Il magic bullet di Kennedy

La perizia balistica difensiva è firmata dal perito, consulente anche di diverse procure, Luca Pierpaolo Soldati. Si inizia proprio con la messa in discussione del punto cardine dell’impianto accusatorio tentando di destrutturare il lavoro dell’esperta scelta dai pm, Raffaella Sorropago. Una «censura» che riguarda il metodo dell’indagine perché la consulenza tecnica avrebbe tramutato l’incertezza in certezza in merito a chi avesse in mano la pistola. Si passa poi ai presenti, le loro sono «mere narrazioni» che l'esperta avrebbe anteposto ai suoi esperimenti e utilizzato per una ricostruzione del fatto che non avrebbe assolto «correttamente il compito assegnato».

Anche sul modello della pistola la perizia contesta quello indicato dalla procura, così come viene posto un dubbio sulla definizione di «insidiosa» per l’arma utilizzata e su un riferimento normativo. «Nessun esperimento, prova o accertamento tecnico o scientifico eseguito dalla consulente le ha consentito di determinare e affermare la attribuzione dello sparo all'indagato Emanuele Pozzolo, come invece sembra emergere dalle conclusioni dell'elaborato», si legge nella perizia difensiva.

Lo stub, scrive la difesa, andava fatto a tutti i presenti e costoro sarebbero risultati positivi, ma soprattutto l’esame avrebbe consentito di capire «chi non si trovava all'interno della sala». Il ritrovamento di particelle di polvere da sparo su un sospettato «non può mai provare che il soggetto sottoposto alla ricerca di tracce di sparo abbia sparato». Quello dello stub è un «un mero indizio neutro», si legge.

​​​​​​Le narrazioni dei presenti, quella della vittima, quella del pubblico ufficiale Morello, le risultanze dello stub non sono sufficienti, secondo la difesa che cita la letteratura in materia.
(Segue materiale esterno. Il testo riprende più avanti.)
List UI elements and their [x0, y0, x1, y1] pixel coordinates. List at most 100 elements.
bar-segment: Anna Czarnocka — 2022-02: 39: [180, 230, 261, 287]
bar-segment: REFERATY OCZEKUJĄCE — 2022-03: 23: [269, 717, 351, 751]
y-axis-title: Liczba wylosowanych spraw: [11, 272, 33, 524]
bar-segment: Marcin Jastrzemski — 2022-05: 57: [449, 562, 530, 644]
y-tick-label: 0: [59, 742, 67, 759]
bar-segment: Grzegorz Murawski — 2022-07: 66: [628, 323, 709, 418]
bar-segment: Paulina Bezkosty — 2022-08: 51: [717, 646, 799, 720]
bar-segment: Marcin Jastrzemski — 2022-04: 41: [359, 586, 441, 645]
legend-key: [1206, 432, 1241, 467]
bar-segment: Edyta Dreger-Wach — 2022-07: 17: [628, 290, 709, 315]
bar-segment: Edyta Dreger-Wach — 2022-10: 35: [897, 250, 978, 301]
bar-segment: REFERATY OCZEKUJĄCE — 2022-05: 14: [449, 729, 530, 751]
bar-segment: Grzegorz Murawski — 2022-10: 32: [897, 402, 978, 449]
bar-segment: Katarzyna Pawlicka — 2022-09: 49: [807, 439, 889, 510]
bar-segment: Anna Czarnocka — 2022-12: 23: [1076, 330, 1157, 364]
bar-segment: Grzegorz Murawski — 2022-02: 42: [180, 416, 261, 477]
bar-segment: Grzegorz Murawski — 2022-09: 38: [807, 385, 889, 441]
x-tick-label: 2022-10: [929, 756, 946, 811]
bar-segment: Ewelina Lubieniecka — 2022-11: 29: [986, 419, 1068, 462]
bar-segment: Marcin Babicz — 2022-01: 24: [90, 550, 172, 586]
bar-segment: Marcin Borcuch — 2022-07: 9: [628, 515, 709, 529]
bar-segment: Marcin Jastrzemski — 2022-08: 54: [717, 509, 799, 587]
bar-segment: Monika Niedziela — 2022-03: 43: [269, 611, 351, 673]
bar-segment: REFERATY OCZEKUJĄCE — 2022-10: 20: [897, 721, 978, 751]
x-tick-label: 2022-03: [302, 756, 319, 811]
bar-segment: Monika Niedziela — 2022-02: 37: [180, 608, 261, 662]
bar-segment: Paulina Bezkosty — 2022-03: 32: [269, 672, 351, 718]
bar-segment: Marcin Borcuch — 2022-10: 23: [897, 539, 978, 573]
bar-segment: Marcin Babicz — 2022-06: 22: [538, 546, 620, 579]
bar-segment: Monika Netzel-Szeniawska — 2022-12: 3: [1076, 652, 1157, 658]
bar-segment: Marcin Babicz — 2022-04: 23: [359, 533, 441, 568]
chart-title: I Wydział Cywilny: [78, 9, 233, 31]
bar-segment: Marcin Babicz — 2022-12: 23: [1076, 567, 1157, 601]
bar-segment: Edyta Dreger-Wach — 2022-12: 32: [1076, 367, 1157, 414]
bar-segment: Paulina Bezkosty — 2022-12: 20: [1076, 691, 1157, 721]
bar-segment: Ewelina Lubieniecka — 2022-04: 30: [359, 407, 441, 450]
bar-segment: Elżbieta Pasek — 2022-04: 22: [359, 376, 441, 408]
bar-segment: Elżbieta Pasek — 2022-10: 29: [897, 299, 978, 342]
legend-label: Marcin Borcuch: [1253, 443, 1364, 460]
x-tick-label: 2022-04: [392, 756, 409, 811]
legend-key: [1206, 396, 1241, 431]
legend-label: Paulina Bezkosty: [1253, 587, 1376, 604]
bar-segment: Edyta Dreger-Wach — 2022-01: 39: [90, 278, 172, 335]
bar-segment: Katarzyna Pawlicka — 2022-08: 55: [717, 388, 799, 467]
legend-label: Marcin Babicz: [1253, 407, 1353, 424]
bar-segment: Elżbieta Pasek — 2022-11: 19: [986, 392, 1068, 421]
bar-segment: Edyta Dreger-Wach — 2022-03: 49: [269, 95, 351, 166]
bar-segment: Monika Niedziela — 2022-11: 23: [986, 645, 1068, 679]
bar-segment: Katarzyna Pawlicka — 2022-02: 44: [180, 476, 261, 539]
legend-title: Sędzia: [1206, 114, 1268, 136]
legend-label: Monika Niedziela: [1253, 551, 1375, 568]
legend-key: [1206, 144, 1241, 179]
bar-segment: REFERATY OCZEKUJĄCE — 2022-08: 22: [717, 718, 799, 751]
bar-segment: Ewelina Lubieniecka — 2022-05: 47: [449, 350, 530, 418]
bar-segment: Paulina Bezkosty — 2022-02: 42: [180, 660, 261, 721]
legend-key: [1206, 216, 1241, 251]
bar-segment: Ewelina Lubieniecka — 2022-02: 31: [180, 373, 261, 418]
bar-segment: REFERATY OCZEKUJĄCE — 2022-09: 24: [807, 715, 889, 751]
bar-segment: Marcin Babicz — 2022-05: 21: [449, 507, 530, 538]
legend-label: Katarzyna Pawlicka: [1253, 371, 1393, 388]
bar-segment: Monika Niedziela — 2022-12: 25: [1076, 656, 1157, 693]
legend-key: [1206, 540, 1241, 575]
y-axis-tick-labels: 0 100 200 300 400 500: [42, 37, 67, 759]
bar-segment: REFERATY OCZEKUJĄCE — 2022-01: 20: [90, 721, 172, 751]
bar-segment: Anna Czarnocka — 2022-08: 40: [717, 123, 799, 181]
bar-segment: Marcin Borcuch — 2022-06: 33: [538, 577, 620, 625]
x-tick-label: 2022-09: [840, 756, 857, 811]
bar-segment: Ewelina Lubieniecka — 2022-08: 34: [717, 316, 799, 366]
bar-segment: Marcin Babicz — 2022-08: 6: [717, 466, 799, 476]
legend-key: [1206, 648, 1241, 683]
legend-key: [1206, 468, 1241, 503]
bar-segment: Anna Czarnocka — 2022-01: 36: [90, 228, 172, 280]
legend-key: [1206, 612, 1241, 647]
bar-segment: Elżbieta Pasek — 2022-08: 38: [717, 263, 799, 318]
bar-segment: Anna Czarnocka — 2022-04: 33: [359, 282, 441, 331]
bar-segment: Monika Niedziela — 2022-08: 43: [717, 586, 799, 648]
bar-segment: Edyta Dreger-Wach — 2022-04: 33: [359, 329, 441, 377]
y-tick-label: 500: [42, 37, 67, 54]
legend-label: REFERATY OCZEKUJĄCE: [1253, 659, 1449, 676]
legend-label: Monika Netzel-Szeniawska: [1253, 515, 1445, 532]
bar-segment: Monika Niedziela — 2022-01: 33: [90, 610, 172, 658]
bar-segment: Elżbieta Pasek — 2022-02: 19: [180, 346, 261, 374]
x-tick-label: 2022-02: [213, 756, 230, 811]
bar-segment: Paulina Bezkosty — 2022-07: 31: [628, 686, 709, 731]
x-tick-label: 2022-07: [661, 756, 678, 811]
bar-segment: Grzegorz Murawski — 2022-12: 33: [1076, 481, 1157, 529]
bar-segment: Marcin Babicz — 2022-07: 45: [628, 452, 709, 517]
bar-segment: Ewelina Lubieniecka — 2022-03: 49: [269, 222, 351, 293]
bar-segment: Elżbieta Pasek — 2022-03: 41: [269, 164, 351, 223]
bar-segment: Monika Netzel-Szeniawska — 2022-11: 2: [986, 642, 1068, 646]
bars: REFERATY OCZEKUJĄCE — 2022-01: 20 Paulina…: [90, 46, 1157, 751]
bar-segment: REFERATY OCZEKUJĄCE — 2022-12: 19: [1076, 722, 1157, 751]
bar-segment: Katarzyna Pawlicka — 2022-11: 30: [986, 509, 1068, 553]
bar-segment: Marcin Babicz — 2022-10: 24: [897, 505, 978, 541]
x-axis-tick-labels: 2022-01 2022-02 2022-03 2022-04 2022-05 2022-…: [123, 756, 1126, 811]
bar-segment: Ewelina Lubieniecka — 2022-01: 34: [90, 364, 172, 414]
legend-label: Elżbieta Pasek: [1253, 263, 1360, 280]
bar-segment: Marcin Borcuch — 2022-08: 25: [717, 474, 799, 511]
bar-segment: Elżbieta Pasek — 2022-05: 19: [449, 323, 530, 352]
Il perito si concentra anche sulla traiettoria assunta dal proiettile dopo aver toccato il tavolo arrivando a conclusioni differenti. «Una traiettoria balisticamente impossibile, come fosse una riedizione del magic bullet dell'omicidio Kennedy... che richiede, senza dubbio, una revisione della dinamica del fatto partendo dalle evidenze tecnico-scientifiche, e non invece come è stato fatto dalle narrazioni dei presenti», chiosa il perito che affronta criticamente anche il tema delle cartucce a espansione, che sarebbero deformabili e non vietate, così come ritiene questione controversa quella attinente il reato di porto illegale di armi.

Ma allora chi ha sparato? Questo potrebbe chiarirlo il deputato quando sarà ascoltato, ma stante i documenti difensivi non resterebbe nulla da contestare a Pozzolo per quella serata che stava finendo in tragedia.